Autre point de soulagement, c’est le dégel du salaire des enseignants grévistes. Selon le secrétaire général du SLECG, Aboubacar Soumah, « ils nous ont rassuré ici que toutes les dispositions sont prises pour qu’en fin de mois, les salaires soient payés avec rappel des trois mois. Pour aujourd’hui nous sommes satisfaits des échanges qui se sont effectués, parce que le protocole a été respecté ».

Aboubacar Soumah a aussi rassuré l’opinion sur le « le caractère impartial » du travail qui sera fourni par la commission, « quand nous venons pour le recensement, nous allons recenser tous les enseignants sans parti pris, parce que ce qui nous intéresse c’est l’amélioration des conditions de vie de tous les enseignants guinéens, sans considération de bord ni d’ethnie » a-t-il déclaré.

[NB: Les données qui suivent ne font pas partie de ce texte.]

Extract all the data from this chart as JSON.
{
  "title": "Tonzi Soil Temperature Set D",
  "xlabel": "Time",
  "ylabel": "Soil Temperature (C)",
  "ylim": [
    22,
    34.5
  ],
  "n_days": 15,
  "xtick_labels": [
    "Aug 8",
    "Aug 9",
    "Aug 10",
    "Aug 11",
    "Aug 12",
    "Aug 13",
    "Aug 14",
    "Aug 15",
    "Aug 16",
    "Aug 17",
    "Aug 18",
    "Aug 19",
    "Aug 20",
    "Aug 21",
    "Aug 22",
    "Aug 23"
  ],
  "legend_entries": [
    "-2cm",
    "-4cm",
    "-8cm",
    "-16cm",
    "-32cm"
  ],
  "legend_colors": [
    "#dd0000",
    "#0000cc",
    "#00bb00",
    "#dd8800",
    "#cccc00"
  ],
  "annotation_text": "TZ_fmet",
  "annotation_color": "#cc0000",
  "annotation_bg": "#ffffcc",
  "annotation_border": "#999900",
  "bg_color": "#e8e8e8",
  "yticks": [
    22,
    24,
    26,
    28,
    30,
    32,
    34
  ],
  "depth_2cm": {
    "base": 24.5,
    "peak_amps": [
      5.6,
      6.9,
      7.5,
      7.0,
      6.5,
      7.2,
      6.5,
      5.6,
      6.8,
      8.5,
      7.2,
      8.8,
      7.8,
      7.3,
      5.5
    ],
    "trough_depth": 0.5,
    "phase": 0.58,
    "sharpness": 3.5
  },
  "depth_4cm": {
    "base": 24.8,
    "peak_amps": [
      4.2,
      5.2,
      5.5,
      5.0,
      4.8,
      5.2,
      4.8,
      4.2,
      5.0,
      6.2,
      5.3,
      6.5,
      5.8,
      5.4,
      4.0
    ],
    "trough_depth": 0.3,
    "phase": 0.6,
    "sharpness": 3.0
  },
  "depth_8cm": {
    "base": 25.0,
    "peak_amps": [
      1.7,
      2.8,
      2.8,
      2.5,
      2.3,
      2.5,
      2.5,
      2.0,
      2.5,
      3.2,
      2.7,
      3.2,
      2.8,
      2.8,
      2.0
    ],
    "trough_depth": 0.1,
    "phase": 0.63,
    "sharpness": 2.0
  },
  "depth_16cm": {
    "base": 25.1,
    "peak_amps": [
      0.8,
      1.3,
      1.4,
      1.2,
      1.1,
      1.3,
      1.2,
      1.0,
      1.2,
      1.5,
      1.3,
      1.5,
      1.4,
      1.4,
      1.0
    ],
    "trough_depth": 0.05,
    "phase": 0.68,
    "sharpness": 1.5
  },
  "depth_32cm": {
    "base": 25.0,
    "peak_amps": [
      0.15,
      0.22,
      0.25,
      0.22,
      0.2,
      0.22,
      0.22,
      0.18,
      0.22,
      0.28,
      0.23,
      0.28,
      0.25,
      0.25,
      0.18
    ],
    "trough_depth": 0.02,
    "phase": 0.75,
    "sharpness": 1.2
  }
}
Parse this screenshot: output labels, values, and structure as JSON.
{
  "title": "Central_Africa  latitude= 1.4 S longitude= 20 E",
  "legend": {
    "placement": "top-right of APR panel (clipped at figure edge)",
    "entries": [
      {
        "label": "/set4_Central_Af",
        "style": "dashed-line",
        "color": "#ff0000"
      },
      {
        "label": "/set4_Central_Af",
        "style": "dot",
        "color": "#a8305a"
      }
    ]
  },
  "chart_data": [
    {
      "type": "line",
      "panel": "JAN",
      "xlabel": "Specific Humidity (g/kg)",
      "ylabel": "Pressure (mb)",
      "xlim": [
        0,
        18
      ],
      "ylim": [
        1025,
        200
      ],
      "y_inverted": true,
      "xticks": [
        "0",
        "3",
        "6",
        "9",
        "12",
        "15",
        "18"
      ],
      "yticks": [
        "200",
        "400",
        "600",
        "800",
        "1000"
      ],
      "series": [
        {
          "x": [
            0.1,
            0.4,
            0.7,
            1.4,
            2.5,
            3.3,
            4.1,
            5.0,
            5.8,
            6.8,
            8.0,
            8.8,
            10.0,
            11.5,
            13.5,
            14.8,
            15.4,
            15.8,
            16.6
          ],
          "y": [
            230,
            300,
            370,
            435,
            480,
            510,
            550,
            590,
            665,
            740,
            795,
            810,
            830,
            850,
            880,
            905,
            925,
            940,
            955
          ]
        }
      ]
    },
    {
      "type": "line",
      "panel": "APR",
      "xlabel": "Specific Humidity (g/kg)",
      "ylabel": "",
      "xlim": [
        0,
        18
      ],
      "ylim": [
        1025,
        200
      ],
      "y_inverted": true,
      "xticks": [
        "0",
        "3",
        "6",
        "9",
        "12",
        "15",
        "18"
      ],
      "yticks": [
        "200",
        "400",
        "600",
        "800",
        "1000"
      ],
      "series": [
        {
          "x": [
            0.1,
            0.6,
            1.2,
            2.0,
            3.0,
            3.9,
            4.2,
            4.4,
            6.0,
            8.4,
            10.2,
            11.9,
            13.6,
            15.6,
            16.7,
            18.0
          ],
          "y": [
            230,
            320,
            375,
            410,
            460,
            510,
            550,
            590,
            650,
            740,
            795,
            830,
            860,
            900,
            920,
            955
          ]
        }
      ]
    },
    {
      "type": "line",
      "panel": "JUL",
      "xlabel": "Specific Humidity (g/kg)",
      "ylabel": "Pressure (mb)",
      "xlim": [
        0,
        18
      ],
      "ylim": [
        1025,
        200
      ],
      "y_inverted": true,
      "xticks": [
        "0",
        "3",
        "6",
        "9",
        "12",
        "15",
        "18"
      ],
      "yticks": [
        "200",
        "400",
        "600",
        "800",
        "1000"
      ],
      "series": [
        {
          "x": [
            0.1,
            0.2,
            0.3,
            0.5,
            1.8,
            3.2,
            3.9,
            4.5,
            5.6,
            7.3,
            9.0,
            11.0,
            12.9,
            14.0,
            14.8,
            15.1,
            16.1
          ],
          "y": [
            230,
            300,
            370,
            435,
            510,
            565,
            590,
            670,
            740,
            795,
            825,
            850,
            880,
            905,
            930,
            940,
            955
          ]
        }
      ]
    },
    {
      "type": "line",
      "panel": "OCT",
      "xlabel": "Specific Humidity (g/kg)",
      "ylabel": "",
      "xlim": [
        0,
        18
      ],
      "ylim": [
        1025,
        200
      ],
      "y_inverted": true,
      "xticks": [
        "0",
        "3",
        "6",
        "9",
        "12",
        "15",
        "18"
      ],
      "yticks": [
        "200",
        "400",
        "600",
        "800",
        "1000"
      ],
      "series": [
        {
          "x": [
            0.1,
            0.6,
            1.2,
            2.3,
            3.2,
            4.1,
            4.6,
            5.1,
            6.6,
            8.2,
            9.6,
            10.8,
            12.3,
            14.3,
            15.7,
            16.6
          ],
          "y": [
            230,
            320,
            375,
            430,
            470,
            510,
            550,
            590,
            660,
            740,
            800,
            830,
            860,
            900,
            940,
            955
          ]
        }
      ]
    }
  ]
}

Il reste cependant catégorique sur la question de l’implication des autres structures syndicales,  « nous sommes trois à signer l’accord, le SLECG a déclenché la grève, ce sont nos enseignants qui en ont souffert. De Conakry jusqu’à Yomou c’est nous qui avons payé les frais donc c’est nous et seulement nous qui allons procéder au recensement, donc pas question de nous associer avec des syndicats qui n’existent que par le bureau national, pas de structures à la base » a-t-il précisé.

Du côté gouvernement, on se félicite aussi de cette première prise de contact, mais nuance quant à l’absence des autres structures invitées lors de cette rencontre. À la question de leur absence, le secrétaire général de du ministère de la fonction publique, Michel KOÏVOGUI répond : « les autres ne sont pas venu peut-être parce qu’ils n’ont pas eu le temps de venir ici. Nous avons adressée un courrier aux autres parce que nous nous intéressons à tout le système syndicale, à tous les travailleurs ».